Zat pewarna dan penyedap makanan biasanya sering digunakan para pedagang untuk menambah daya tarik para konsumen. Para pedagang menambahkan zat pewarna pada makanan yang dijualnya sehingga makanan tersebut akan kelihatan menarik, kelihatan lezat. Selain menambahkan zat pewarna makanan juga sering diberi bumbu penyedap, agar makanan tersebut terasa lebih enak.

Zat yang digunakan tersebut dinamakan zat aditif dan zat tambahan. Zat tersebut memiliki dua varian yaitu zat pewarna dan penyedap alami dan buatan. Zat yang alami tidak berdampak apa-apa pada tubuh kita, sedangkan zat buatan sangat berdampak buruk pada kesehatan tubuh kita.

Zat pewarna buatan dapat menimbulkan kanker. Selain itu zat warna tersebut apabila dikonsumsi akan melalui ginjal, oleh sebab itu dapat menimbulkan gangguan ginjal. Biasanya produsen menggunakan pewarna sintetik yaitu pewarna yang dipakai untuk warna kertas dan tekstil, bukan untuk makanan. Pewarna sintetik tersebut lebih murah harganya dibandingkan pewarna makanan. Sedangkan bahan penyedap buatan yanh banyak digunakan yaitu monosodium glutamat yang berfungsi untuk memperkuat rasa makanan. Bahan penyedap alami yang baik terkandung dalam biji-bijian, ikan, dan daging.

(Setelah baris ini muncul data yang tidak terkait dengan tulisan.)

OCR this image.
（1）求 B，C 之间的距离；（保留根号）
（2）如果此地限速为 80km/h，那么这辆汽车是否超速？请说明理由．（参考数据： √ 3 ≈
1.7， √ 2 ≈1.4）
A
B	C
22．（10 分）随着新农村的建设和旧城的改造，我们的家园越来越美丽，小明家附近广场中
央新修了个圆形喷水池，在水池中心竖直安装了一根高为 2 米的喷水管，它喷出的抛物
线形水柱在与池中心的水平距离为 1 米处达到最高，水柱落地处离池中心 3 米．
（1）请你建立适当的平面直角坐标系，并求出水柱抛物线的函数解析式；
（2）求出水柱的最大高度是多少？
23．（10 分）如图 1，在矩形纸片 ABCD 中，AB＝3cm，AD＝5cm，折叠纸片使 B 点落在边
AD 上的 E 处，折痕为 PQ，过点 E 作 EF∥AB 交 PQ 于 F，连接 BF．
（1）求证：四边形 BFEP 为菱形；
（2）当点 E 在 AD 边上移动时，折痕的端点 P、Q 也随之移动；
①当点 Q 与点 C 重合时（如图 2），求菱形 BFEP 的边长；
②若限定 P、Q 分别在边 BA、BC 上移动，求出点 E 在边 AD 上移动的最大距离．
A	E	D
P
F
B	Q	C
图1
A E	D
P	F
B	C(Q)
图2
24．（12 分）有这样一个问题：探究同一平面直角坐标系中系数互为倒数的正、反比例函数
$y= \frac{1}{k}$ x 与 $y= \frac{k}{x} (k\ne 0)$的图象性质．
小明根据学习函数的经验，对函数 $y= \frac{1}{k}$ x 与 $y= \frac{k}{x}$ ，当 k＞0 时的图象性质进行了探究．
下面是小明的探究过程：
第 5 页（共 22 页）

Dengan demikian berhati-hatilah dalam mengkonsumsi makanan, jangan sembarangan. Jika tidak maka akan membahayakan tubuh. Kita bisa terkena penyakit kanker, ginjal dan penyakit lainnya. Sebaiknya mengkonsumsi makanan hasil masakan sendiri, istri, ibu, ataupun saudara perempuan, lebih tepatnya masakan rumah sendiri. Boleh saja mengkonsumsi makanan di luar, tetapi jangan terlalu sering. Akibatnya pada tubuh kita sendiri. karena kesehatan itu adalah hal yang sangat mahal. Maka sayangilah tubuh kita.